McDaniel soldiered on for a few weeks, emphatically assuring everyone that, affair or not, he was in the governor’s race to stay. Voters have sometimes overlooked politicians’ philandering, and sometimes they have not. Arkansas voters forgave U.S. Rep. Wilbur D. Mills’ cavorting with the nightclub stripper Annabella Battistella—for one election—but they didn’t forgive their old hero, Gov. Orval E. Faubus, for dumping his wife for a tart with a beehive hairdo, although he gave them three chances, in 1970, 1974 and 1986. In McDaniel’s case, it became clear that his dalliance was not going away in voters’ minds, perhaps because it was complicated by a killing in the Hot Springs woman’s driveway.
The attorney general won’t be re-entering the race next year after time has healed the wounds—voters would not overlook such hypocrisy—but we would not be surprised to find him running for Congress in the district centered in his hometown of Jonesboro.
McDaniel’s withdrawal is not necessarily bad for the Democratic Party, which now has a chance to find a perfectly new leader, as it did in 1970 when the voters plucked young Dale Bumpers, totally unknown, from a field of seven better-known politicians.
Who could it be? Handsome Bill Halter, the former lieutenant governor who took on Sen. Blanche Lincoln in her own primary two years ago, is running. So is John Burkhalter, a rich businessman who is close to Gov. Beebe. So might Mike Ross, who left Congress this month for a career as an energy lobbyist and executive. There is talk that young Chris Thomason of Hope, a former legislator and prosecuting attorney who now runs a community college, will run. Shane Broadway, a former state legislator who lost a race for lieutenant governor in the Republican landslide of 2010 and who now directs the state Department of Higher Education, is entertaining the idea.
The Democrats’ best hope, we believe, would be Will Bond, who accepted Gov. Beebe’s plea two years ago to command the moribund state party in the face of a Republican financial onslaught and an intensely hated (in Arkansas) national standard bearer, Barack Obama.

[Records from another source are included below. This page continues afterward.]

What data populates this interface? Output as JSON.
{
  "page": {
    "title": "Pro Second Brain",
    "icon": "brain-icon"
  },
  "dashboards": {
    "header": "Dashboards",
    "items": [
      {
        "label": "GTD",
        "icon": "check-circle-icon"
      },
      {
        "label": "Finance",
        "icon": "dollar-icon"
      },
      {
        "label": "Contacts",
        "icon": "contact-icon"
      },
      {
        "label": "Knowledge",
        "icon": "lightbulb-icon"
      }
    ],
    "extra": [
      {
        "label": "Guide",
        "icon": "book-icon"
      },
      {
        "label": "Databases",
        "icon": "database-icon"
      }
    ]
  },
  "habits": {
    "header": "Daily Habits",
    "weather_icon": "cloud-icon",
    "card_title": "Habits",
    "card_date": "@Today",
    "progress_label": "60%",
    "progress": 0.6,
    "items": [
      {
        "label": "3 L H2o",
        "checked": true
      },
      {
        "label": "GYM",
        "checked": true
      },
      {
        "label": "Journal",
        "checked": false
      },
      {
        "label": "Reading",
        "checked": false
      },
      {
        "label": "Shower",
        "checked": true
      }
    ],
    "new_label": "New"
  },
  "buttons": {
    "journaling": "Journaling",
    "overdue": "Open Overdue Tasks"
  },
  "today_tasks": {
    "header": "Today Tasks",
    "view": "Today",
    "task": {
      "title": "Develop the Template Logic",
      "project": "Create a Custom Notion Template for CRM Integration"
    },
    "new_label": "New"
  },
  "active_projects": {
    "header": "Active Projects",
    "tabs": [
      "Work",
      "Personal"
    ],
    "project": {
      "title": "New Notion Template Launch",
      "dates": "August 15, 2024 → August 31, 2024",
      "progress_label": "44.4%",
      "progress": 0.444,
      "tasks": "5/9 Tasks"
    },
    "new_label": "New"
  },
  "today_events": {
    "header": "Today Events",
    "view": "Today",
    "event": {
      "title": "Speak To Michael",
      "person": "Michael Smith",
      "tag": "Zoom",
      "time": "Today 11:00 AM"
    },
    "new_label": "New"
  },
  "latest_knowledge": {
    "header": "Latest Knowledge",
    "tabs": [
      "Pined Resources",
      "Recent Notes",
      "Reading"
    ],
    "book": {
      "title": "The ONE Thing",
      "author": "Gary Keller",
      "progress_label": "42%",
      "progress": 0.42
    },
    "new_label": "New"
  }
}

Alas, it will take a draft to get the reluctant Bond into a race that he does not care to make.
What a refreshing contrast Bond, unscarred by scandal or defeat, would make to Hutchinson, who lost big three times, in 1986, 1992 and 2006, but who would be bankrolled this time by the gun makers, the Koch brothers and the billionaires club. Voters deserve such a choice, but they aren’t likely to get it.